On Oct. 30, Immigration, Refugees and Citizenship Minister Marc Miller said more than 40,000 vulnerable Afghans have arrived here since August 2021, including Afghan translators and others who for more than two decades helped Canadian officials in Kabul, as well as the Canadian Armed Forces during deployments in Kabul and Kandahar.
“The horrors faced in Afghanistan at the hands of the Taliban are ongoing, and the impacts to the rights and freedoms of the Afghan people, specifically women and girls, knows no bounds,” Miller said in a statement. “While welcoming over 40,000 Afghans to Canada is a significant achievement, Canada will continue to bring Afghans to safety,” he said. “Canadians, resettlement organizations and their front-line staff have gone above and beyond to welcome Afghans, and we are thankful for their ongoing support.”
Immigration Minister Marc Miller
Against the backdrop of the government’s investigation into organized fraudulent schemes selling fake documentation to possibly hundreds of foreign nationals seeking study permits, Miller unveiled in a separate Oct. 27 announcement his department’s “plans to implement several measures aimed at strengthening” Canada’s International Student Program and at better protecting genuine international students from fraud.
Permits to study in Canada can be a step along the way to post-graduate work permits and permanent residency in Canada.
“We will continue to improve Canada’s International Student Program by protecting students and weeding out those who try to take advantage of them,” Miller said.
He said the changes to be implemented include:
- Starting Dec. 1, 2023, post-secondary “designated learning institutions” will be required to confirm every applicant’s letter of acceptance directly with IRCC;
- “In time for the fall 2024 semester, IRCC will adopt a ‘recognized institution’ framework to benefit post-secondary designated learning institutions that set a higher standard for services, support and outcomes for international students. These ... will benefit, for example, from the priority processing of study permits for applicants who plan to attend their school;” and
- “In the coming months, IRCC will complete an assessment of Post-Graduation Work Permit Program criteria and begin introducing reforms to better calibrate it to meet the needs of the Canadian labour market, as well as regional and Francophone immigration goals.”
The new “enhanced verification process” aims to protect prospective students from letter‑of‑acceptance fraud and to help them avoid similar problems that some students faced earlier this year as a result of fraud investigations, the federal government said. “It will also ensure that study permits are issued based only on genuine letters of acceptance.”

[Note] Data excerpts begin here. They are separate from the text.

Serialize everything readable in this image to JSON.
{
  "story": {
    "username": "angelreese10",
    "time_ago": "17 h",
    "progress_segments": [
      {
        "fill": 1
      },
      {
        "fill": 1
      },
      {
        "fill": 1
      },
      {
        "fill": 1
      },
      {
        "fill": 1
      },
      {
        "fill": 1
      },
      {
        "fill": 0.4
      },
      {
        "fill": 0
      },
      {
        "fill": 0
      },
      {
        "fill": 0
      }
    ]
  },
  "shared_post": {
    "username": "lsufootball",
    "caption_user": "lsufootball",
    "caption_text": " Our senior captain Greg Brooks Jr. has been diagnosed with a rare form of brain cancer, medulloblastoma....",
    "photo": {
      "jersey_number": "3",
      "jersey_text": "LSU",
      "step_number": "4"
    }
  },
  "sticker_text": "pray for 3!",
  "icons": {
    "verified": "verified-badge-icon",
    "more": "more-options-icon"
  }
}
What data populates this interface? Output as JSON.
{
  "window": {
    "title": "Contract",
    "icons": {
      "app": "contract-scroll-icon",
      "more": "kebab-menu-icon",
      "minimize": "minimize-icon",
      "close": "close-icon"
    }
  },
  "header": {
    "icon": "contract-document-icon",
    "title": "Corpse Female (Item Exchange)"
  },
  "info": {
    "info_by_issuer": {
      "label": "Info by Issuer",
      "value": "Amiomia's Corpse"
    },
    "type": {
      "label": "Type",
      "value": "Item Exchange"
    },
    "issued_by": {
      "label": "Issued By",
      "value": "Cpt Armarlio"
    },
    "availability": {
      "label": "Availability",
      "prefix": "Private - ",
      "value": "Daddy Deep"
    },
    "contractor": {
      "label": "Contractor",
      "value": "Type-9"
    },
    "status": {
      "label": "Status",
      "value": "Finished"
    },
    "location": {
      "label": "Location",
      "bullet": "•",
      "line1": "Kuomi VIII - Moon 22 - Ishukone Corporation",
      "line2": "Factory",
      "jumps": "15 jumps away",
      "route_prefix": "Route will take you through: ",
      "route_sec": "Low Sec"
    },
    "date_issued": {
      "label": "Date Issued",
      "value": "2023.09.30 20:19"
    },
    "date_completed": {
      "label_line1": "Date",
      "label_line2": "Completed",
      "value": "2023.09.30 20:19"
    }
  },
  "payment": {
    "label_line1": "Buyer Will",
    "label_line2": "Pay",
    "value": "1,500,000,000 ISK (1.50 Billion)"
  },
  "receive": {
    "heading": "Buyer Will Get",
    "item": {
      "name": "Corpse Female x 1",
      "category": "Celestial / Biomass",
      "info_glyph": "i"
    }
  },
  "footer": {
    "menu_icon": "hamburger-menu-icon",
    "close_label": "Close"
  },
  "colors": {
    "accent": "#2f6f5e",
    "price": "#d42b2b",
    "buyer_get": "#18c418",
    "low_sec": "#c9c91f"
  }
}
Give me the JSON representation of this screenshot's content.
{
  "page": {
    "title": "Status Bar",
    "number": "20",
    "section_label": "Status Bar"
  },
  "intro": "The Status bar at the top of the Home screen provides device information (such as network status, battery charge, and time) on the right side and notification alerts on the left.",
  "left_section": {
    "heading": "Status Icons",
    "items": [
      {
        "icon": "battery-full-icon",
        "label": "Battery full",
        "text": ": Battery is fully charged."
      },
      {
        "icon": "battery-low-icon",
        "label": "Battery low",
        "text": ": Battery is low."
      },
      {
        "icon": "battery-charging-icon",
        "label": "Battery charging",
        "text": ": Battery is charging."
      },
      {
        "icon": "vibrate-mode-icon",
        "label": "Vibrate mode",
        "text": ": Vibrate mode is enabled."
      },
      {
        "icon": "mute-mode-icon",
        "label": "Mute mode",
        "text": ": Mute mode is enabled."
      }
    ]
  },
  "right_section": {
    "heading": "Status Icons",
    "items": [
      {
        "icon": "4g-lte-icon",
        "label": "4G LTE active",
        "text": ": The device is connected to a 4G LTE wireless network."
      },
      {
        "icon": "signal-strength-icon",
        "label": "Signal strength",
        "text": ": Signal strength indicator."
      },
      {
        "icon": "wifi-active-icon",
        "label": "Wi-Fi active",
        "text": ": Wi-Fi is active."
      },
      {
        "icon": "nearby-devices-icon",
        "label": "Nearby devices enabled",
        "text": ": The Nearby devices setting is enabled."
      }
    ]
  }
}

IRCC said “through these measures, we are taking action against nefarious actors who have preyed on genuine students for financial gain by identifying every fraudulent letter of acceptance soon after it is submitted. Institutions that demonstrate strong support for international students will be recognized and their applicants will move to the front of the line for processing, and we will be able to better select and retain those students that are best suited to meet the needs of Canada’s economy and immigration goals.”
The department said the “important reforms mark the initial changes identified through the review of the International Student Program, as well as the broader engagement initiative, An Immigration System for Canada’s Future. This includes our ongoing work with institutions, provinces and territories, and organizations representing Canada’s colleges and universities to better detect fraud and uphold the integrity of our immigration programs.”
The government noted that following investigations into fraudulent admissions letters, an IRCC task force struck last June began working with the Canada Border Services Agency (CBSA) to review the cases of international students and graduates who had fraudulent study permits. “The goal of this work was to prevent genuine students from facing removal from Canada,” IRCC said. “Of the 103 cases reviewed by October 12, 2023, 63 were found to be genuine students and 40 were not. The Genuine Students Impacted by Fraud Taskforce is aware of additional cases that have not yet been reviewed, as individuals are still awaiting decisions from the Immigration and Refugee Board. If an exclusion order is issued in these cases, the cases may be reviewed by the taskforce in the future.”
On June 23, 2023, the CBSA announced charges against Brijesh Mishra for immigration-related offences. He was identified by victims as one of the central figures involved in defrauding students, the government said. “IRCC will continue to work diligently with the CBSA to identify and act against unscrupulous actors who take advantage of genuine students.”
Last June the federal government temporarily halted removals of, and granted “preliminary” temporary residence permits to — foreign students and graduates ordered to leave the country because they were given permits to study here based on letters of acceptance from Canadian colleges and universities that were discovered to be fraudulent by IRCC.
IRCC said Canada’s international education sector generates more than $22 billion in economic activity annually, greater than Canada’s exports of auto parts, lumber or aircraft. The sector supports more than 200,000 jobs in Canada. The temporary drop in international students in 2020, related to the global pandemic, resulted in a loss of more than $7 billion for Canada’s gross domestic product that year, IRCC said.